Wall Street Advances as Traders Mull Chances of Bigger Fed Rate Cut
Wall Street’s main indexes rose on Friday as investors reevaluated the possibility of a bigger interest rate cut by the Federal Reserve next week, while Photoshop maker Adobe tumbled after forecasting fourth-quarter earnings below estimates.
Traders’ bets of a 50-basis point rate cut jumped overnight, now standing at 43% compared with 14% on Thursday, CME’s FedWatch Tool showed.
Former New York Fed President Bill Dudley said there was a strong case for a 50-bps interest rate cut. Separate media reports calling the decision “a close call” also added to the uncertainty.
“A couple of articles were published in the Wall Street Journal and the Financial Times suggesting that a 50-bps move was still in play, which has led markets to once again reevaluate their expectations,” Deutsche Bank analysts said.
The Russell 2000 small cap index, which tends to benefit in a lower-rate environment, outperformed with a 2.2% jump.

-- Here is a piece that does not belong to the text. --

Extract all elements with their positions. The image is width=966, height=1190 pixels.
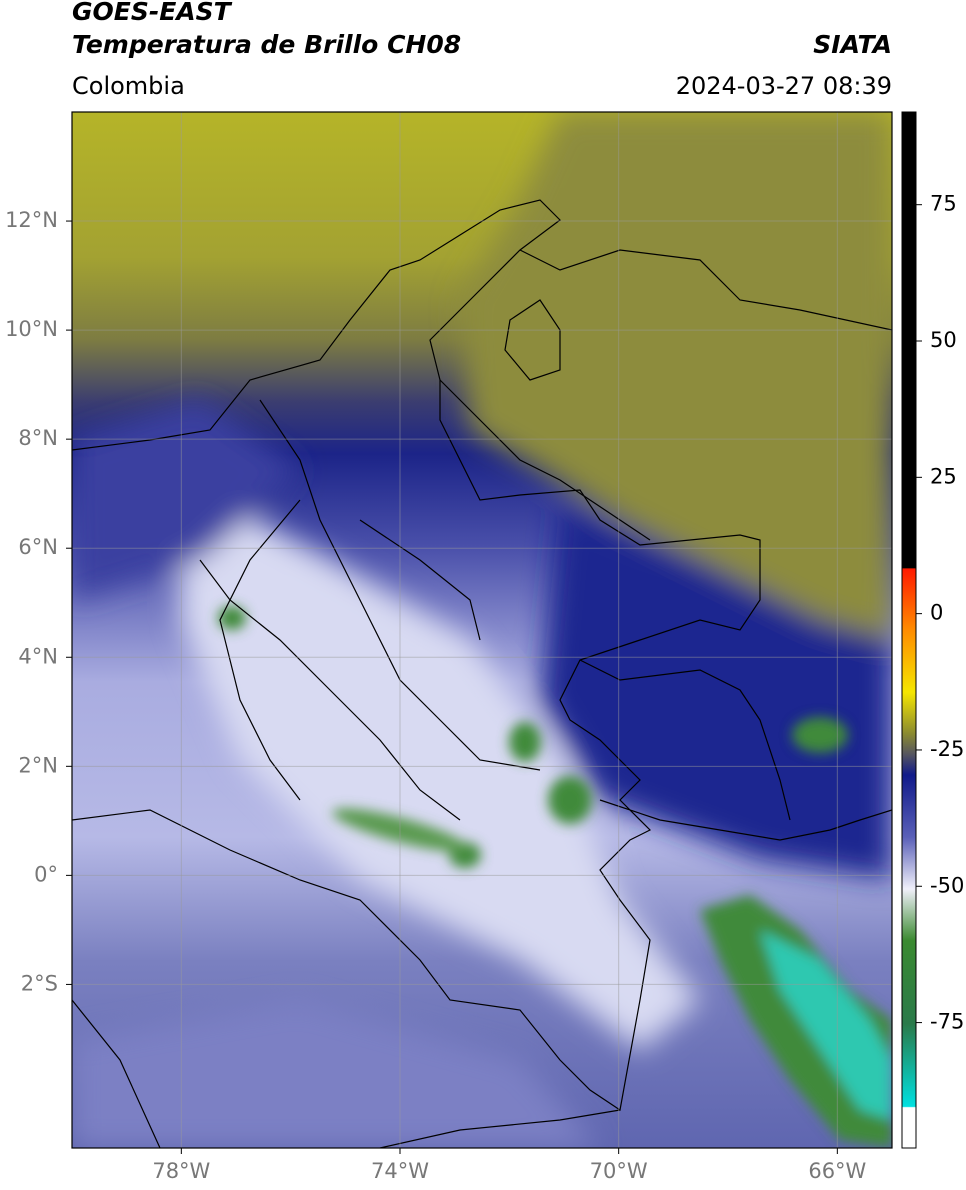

The market has been seeing a reversal in U.S. equity positioning over the past three days and investors are going long heading into the Fed meeting, said Michael James, managing director of equity trading at Wedbush Securities.
Bets of the Fed sticking to a smaller 25-bps cut had firmed on Thursday following a slightly higher producer prices report that followed the August consumer prices data.
All 11 S&P 500 sectors edged higher on Friday, led by a 1.2% rise in materials stocks that tracked an increase in the prices of precious metals.
Meanwhile, a survey showed U.S. consumer sentiment improved in September amid subsiding inflation, though Americans remained cautious ahead of the November presidential election.
All the three major U.S. benchmark indexes were trading near a two-week high, on track to log solid weekly gains.
The Dow Jones Industrial Average rose 343.71 points, or 0.84%, to 41,440.48, the S&P 500 gained 31.29 points, or 0.56%, to 5,627.15 and the Nasdaq Composite gained 112.80 points, or 0.64%, to 17,682.47.
The Philadelphia SE Semiconductor index rose 1.4% to levels last seen on Sept. 2, with most chip stocks trading higher.
Among individual movers, Boeing pared losses and was last down 0.5% as its U.S. West Coast factory workers walked off the job early on Friday after overwhelmingly rejecting a contract deal.
Adobe slid 9.3% to a one-month low after forecasting fourth-quarter earnings below analysts’ estimates, while Oracle jumped 2.7% after the cloud computing company raised its fiscal 2026 revenue outlook.
Chinese e-commerce firm PDD Holdings lost 2.3% after the Biden administration said it was moving to curb low-value shipments entering the U.S. duty-free under the $800 “de minimis” threshold.
Uber gained 4.9% after the ride-hailing platform said it would bring autonomous ride-hailing to Austin, Texas, and Atlanta, in partnership with Alphabet’s Waymo.
Advancing issues outnumbered decliners for a 6.71-to-1 ratio on the NYSE and a 3.62-to-1 ratio on the Nasdaq.
The S&P 500 posted 50 new 52-week highs and no new low, while the Nasdaq Composite recorded 87 new highs and 36 new lows.